La provinciale sciascitudine della politica locale: gli scrittori vivi vi fanno paura? Tanto noi scriviamo lo stesso

Da un paio di giorni sto chattando con Whatsapp con un amico politico, a cui è venuta la fissa con Sciascia, lo scrittore scarsissimo ma comunista. La storia di questo mio amico politico è interessante: più o meno mai all’opposizione, sempre dalla parte della maggioranza, un amante del potere inteso come governativo, che in politica non è un difetto, semmai un pregio: sfanculare chi ti ha portato al potere per tradire e stare con nuovo potere: è un merito di cui, nel caso del politico in questione, sta beneficiando Renato Schifani (ottimo ottimissimo, attento però, se perdi un minimo di potere questi politici di mandano affanculo). Detto questo: sono antico, antichissimo, e so come funziona il potere in Sicilia: in maniera ridicola. Ora accade che questo mio amico, dopo avere sfanculato tutti i suoi ex alleati (Lombardo, Sicilia Futura) si stia concentrando su Sciascia. Sapete: quando la politica cerca di tirare a sé la Letteratura la prende nel culetto.

L’amico è fan di Sciascia, e anche di Claudio Fava, ma mentre quest’ultimo ha una, come dire, consequenzialità, che gli permetterebbe di citare Sciascia insieme al padre Pippo Fava, il politico in questione, amico, dovrebbe mettere insieme Sciascia, Angelo Lombardo, l’essere delfino di Raffaele, il passare dalla Sudano al contro Sudano, un sindaco acitano un po’ zaurdello, e, soprattutto, la zaurdità popolana di credere che Sciascia sia intoccabile: e invece, caro, scriveva male e ha scritto una montagna di cazzate. Non lo sapevi? La sciascitudine, come la pirandellitudine, come la bufalinitudine, sono fenomeni provinciali di chi non ha letto nulla e si rifà a nomi noti siciliani dei quali, la critica letteraria, si è liberata da tempo. Ma, d’altronde, la politica, che minchia ne può capire di queste cose?

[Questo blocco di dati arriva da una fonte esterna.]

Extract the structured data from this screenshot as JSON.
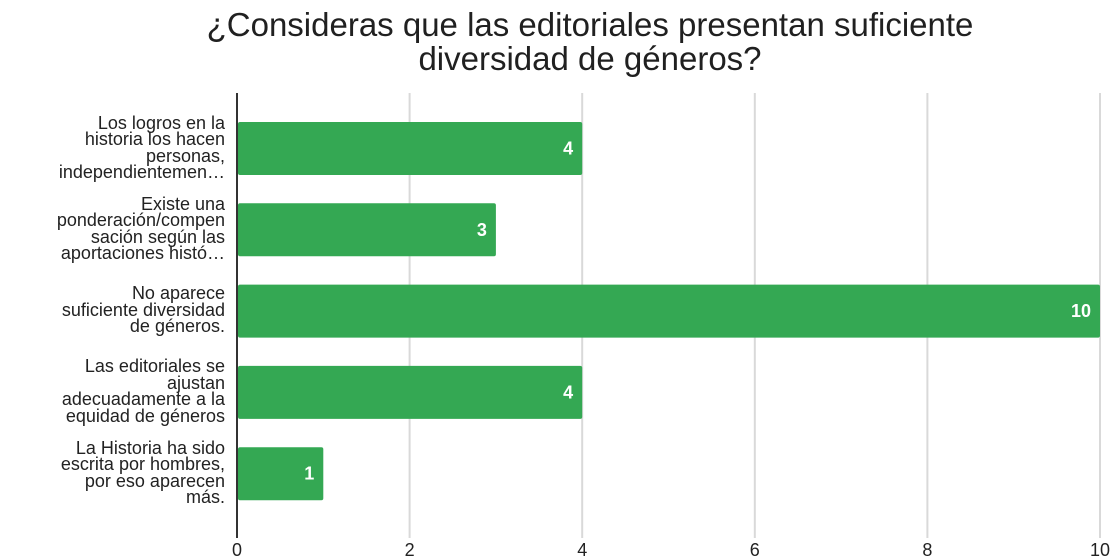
{
  "chart_data": {
    "type": "bar",
    "orientation": "horizontal",
    "title": "¿Consideras que las editoriales presentan suficiente diversidad de géneros?",
    "title_lines": [
      "¿Consideras que las editoriales presentan suficiente",
      "diversidad de géneros?"
    ],
    "categories": [
      "Los logros en la historia los hacen personas, independientemen…",
      "Existe una ponderación/compen sación según las aportaciones histó…",
      "No aparece suficiente diversidad de géneros.",
      "Las editoriales se ajustan adecuadamente a la equidad de géneros",
      "La Historia ha sido escrita por hombres, por eso aparecen más."
    ],
    "category_lines": [
      [
        "Los logros en la",
        "historia los hacen",
        "personas,",
        "independientemen…"
      ],
      [
        "Existe una",
        "ponderación/compen",
        "sación según las",
        "aportaciones histó…"
      ],
      [
        "No aparece",
        "suficiente diversidad",
        "de géneros."
      ],
      [
        "Las editoriales se",
        "ajustan",
        "adecuadamente a la",
        "equidad de géneros"
      ],
      [
        "La Historia ha sido",
        "escrita por hombres,",
        "por eso aparecen",
        "más."
      ]
    ],
    "values": [
      4,
      3,
      10,
      4,
      1
    ],
    "data_labels": [
      "4",
      "3",
      "10",
      "4",
      "1"
    ],
    "xlim": [
      0,
      10
    ],
    "x_ticks": [
      "0",
      "2",
      "4",
      "6",
      "8",
      "10"
    ],
    "grid": true,
    "legend": "none",
    "xlabel": "",
    "ylabel": "",
    "colors": {
      "bar": "#34a853",
      "grid": "#d9d9d9",
      "axis": "#333333",
      "data_label": "#ffffff",
      "tick_label": "#222222"
    }
  }
}
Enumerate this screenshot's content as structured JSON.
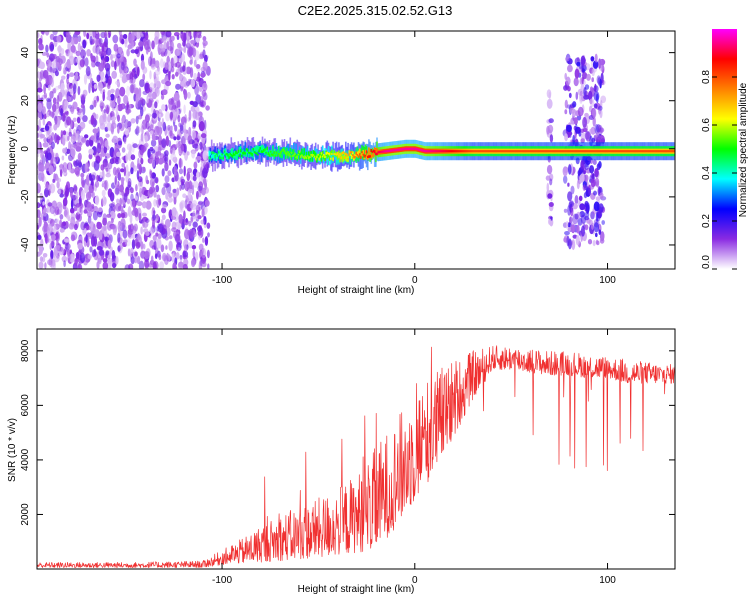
{
  "figure_title": "C2E2.2025.315.02.52.G13",
  "chart_data": [
    {
      "type": "heatmap",
      "title": "C2E2.2025.315.02.52.G13",
      "xlabel": "Height of straight line (km)",
      "ylabel": "Frequency (Hz)",
      "xlim": [
        -196,
        135
      ],
      "ylim": [
        -50,
        49
      ],
      "x_ticks": [
        -100,
        0,
        100
      ],
      "x_tick_labels": [
        "-100",
        "0",
        "100"
      ],
      "y_ticks": [
        -40,
        -20,
        0,
        20,
        40
      ],
      "y_tick_labels": [
        "-40",
        "-20",
        "0",
        "20",
        "40"
      ],
      "colorbar": {
        "label": "Normalized spectral amplitude",
        "range": [
          0,
          1
        ],
        "ticks": [
          0,
          0.2,
          0.4,
          0.6,
          0.8
        ],
        "tick_labels": [
          "0.0",
          "0.2",
          "0.4",
          "0.6",
          "0.8"
        ],
        "colors": [
          "#ffffff",
          "#8a2be2",
          "#0000ff",
          "#00ffff",
          "#00ff00",
          "#ffff00",
          "#ff8000",
          "#ff0000",
          "#ff00ff"
        ]
      },
      "carrier_line": {
        "x": [
          -107,
          -95,
          -80,
          -65,
          -50,
          -35,
          -25,
          -15,
          -5,
          0,
          5,
          15,
          30,
          60,
          100,
          135
        ],
        "freq_hz": [
          -3,
          -2,
          -1,
          -2,
          -3,
          -3,
          -2,
          -1,
          0,
          0,
          -1,
          -1,
          -1,
          -1,
          -1,
          -1
        ],
        "amplitude": [
          0.45,
          0.5,
          0.5,
          0.55,
          0.6,
          0.7,
          0.85,
          0.95,
          0.95,
          0.95,
          0.95,
          0.9,
          0.8,
          0.8,
          0.8,
          0.8
        ]
      },
      "noise_regions": [
        {
          "x_range": [
            -196,
            -107
          ],
          "freq_range": [
            -50,
            49
          ],
          "amplitude": 0.15
        },
        {
          "x_range": [
            69,
            71
          ],
          "freq_range": [
            -33,
            30
          ],
          "amplitude": 0.2
        },
        {
          "x_range": [
            78,
            98
          ],
          "freq_range": [
            -40,
            38
          ],
          "amplitude": 0.2
        }
      ]
    },
    {
      "type": "line",
      "title": "",
      "xlabel": "Height of straight line (km)",
      "ylabel": "SNR (10 * v/v)",
      "xlim": [
        -196,
        135
      ],
      "ylim": [
        0,
        8800
      ],
      "x_ticks": [
        -100,
        0,
        100
      ],
      "x_tick_labels": [
        "-100",
        "0",
        "100"
      ],
      "y_ticks": [
        2000,
        4000,
        6000,
        8000
      ],
      "y_tick_labels": [
        "2000",
        "4000",
        "6000",
        "8000"
      ],
      "series": [
        {
          "name": "SNR",
          "color": "#f03030",
          "x": [
            -196,
            -150,
            -110,
            -100,
            -90,
            -80,
            -70,
            -60,
            -50,
            -40,
            -30,
            -20,
            -10,
            0,
            10,
            20,
            30,
            40,
            50,
            60,
            70,
            80,
            90,
            100,
            110,
            120,
            135
          ],
          "y_low": [
            50,
            50,
            50,
            150,
            200,
            250,
            300,
            350,
            400,
            500,
            600,
            700,
            1500,
            2500,
            3500,
            4800,
            6200,
            7300,
            7300,
            7200,
            7100,
            7100,
            7000,
            7000,
            6800,
            6800,
            6800
          ],
          "y_high": [
            250,
            250,
            300,
            700,
            1100,
            1600,
            2000,
            2300,
            2600,
            3000,
            3500,
            4500,
            5500,
            6500,
            7300,
            7700,
            8000,
            8200,
            8200,
            8100,
            8000,
            8000,
            7900,
            7800,
            7700,
            7600,
            7500
          ]
        }
      ]
    }
  ]
}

Loro continuano a usare scrittori morti, mettendoli in contesti surreali (Sciascia, ne I professionisti dell’antimafia ce l’aveva con Falcone e Borsellino e casomai era pro Cuffaro), il che si chiama vilipendio di cadavere. Mentre tutti gli scrittori vivi vengono maltrattati, esclusi, cancellati. Come me. Sai che c’è?Ora vi cancello io, a voi e alla vostra cultura zaurda fatta di sentito dire. Innanzitutto leggetevi Gaetano Savatteri, pubblicato da Sellerio, che vi spiega in una antologia Non c’è più la Sicilia di una volta, come ci siano intellettuali vivi, vivissimi, che vi terrorizzano, proprio perché vivi, mentre i morti in putrefazione, Sciascia, Bufalino, Pirandello, vi fanno comodo, potete danzare allegramente sui loro cadaveri e addirittura intestarvi, non so, il loro endorsement: come se Sciascia votasse per Nicola D’Agostino.

Caro Renato Schifani, Lei mi sembra una brava persona, caduta nel delirio dell’Ars, dove non c’è lealtà, non c’è storia, dove c’è solo il mettersi a disposizione di chi comanda. La politica questa è e fa benissimo a essere così. Ma la prego: inviti i suoi devoti a non approfittare degli scrittori morti. Perché poi ci sono gli scrittori vivi, e ci dispiace assai che Claudio Fava, scrittore bravo e vivo, si rifaccia a Pippo, scrittore morto, che, come Claudio sa, era un amico di famiglia.
Ho capito che gli scrittori vivi, come me, vi fanno paura. E infatti fate di tutto per cancellarli. Ma se esagerate col vilipendio di cadavere degli scrittori morti, poi, quelli vivi, fanno sentire la propria voce.
Con tutto il rispetto e l’educazione possibile.